Unless stated otherwise, data are reported as mean±s.e.m and n means numbers of cells or trachea and mainstem bronchi. Statistical analysis of differences was made with Student's paired or unpaired t-test and the significance level was set at p<0.05.

TABLE 1
Primers for RT-PCR
GeneForwardReverse
TAS2R107TTCCAACTCTGTATTTCTCTTAATTTTTCCGCTGGTGGA
GGC
TAS2R108CTAATTTTCAACACCCAGTGCCCAATTATGTGTTCAGGA
α-TGGTTACAGCAAACAAGAATTTCAAAGCAGGCTTGGATT
gustducinGC
Gβ3CAGGACAGCAGAAGACAGTGGTCATCTGAGCCAGTGCAG
Gγ13CCCAGCCTCACTCCACAGATCCTCTTGAAGGCCAGTTGG
PLCβ2ATGCAGCAGAACATGGCACTCCAGCTCAGGCATCAAGAT
β-actinAGGCCAACCGTGAAAAGATAGAGCATAGCCCTCGTAGA

In this specification and the appended claims, the singular forms “a,” “an,” and “the” include plural reference, unless the context clearly dictates otherwise.

Unless defined otherwise, all technical and scientific terms used herein have the same meaning as commonly understood by one of ordinary skill in the art. Although any methods and materials similar or equivalent to those described herein can also be used in the practice or testing of the present disclosure, the preferred methods and materials are now described. Methods recited herein may be carried out in any order that is logically possible, in addition to a particular order disclosed.

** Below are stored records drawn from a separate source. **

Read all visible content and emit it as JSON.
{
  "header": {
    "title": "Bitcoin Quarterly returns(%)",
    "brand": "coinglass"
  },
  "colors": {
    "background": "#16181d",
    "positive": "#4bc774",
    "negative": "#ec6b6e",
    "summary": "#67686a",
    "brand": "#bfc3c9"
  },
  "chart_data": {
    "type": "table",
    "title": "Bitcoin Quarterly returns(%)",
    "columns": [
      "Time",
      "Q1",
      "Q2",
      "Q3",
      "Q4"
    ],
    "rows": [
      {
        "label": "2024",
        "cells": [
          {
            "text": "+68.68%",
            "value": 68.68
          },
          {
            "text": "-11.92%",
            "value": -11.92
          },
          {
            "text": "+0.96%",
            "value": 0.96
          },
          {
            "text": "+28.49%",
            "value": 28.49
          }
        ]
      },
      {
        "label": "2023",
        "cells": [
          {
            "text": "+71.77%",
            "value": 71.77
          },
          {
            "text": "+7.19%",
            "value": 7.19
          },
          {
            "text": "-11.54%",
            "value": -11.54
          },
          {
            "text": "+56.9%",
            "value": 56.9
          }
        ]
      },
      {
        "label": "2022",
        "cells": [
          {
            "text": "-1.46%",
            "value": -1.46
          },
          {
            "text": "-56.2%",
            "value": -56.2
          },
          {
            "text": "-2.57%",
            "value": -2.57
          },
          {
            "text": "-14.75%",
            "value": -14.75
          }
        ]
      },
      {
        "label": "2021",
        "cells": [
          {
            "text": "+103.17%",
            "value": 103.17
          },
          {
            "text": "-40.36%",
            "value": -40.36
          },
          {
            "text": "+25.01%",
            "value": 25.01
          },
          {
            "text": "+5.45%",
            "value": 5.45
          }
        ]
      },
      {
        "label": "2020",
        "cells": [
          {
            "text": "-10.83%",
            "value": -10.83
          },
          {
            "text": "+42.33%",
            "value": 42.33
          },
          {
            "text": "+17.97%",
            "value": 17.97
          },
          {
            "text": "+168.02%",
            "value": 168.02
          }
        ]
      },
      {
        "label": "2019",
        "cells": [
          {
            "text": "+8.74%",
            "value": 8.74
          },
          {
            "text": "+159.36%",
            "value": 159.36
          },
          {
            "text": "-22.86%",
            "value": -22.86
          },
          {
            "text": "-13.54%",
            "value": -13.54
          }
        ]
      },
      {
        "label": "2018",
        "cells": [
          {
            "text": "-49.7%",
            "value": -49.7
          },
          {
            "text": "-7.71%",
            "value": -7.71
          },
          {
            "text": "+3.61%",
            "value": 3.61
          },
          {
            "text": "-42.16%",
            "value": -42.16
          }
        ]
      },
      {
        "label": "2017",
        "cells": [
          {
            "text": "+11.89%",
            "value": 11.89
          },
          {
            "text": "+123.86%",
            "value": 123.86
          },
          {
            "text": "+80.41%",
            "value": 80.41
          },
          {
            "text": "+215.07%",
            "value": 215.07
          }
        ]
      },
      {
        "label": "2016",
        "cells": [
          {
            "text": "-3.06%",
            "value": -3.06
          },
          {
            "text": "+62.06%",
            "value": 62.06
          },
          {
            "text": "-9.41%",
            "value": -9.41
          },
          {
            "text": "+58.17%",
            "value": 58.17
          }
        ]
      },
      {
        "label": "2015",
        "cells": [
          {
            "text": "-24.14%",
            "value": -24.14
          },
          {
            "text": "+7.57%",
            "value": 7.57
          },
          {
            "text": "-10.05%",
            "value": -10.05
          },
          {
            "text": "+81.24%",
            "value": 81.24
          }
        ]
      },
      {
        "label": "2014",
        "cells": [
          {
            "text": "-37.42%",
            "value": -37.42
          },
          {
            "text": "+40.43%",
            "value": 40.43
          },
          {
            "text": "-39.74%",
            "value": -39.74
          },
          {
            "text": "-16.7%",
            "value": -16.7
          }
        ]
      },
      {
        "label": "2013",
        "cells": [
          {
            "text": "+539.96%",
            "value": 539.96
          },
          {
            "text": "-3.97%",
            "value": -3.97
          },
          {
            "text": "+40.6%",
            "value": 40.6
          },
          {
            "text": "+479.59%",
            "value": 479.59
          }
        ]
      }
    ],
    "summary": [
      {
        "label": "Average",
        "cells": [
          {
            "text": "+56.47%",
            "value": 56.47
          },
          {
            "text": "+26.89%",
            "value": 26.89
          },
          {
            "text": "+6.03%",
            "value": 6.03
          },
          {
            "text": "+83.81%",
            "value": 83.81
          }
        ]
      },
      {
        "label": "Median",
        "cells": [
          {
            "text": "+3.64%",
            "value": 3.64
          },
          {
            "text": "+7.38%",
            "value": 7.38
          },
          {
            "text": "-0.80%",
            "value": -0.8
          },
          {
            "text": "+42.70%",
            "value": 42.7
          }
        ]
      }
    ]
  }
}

INCORPORATION BY REFERENCE

References and citations to other documents, such as patents, patent applications, patent publications, journals, books, papers, web contents, have been made in this disclosure. All such documents are hereby incorporated herein by reference in their entirety for all purposes. Any material, or portion thereof, that is said to be incorporated by reference herein, but which conflicts with existing definitions, statements, or other disclosure material explicitly set forth herein is only incorporated to the extent that no conflict arises between that incorporated material and the present disclosure material. In the event of a conflict, the conflict is to be resolved in favor of the present disclosure as the preferred disclosure.

EQUIVALENTS

The representative examples are intended to help illustrate the invention, and are not intended to, nor should they be construed to, limit the scope of the invention. Indeed, various modifications of the invention and many further embodiments thereof, in addition to those shown and described herein, will become apparent to those skilled in the art from the full contents of this document, including the examples and the references to the scientific and patent literature included herein. The examples contain important additional information, exemplification and guidance that can be adapted to the practice of this invention in its various embodiments and equivalents thereof.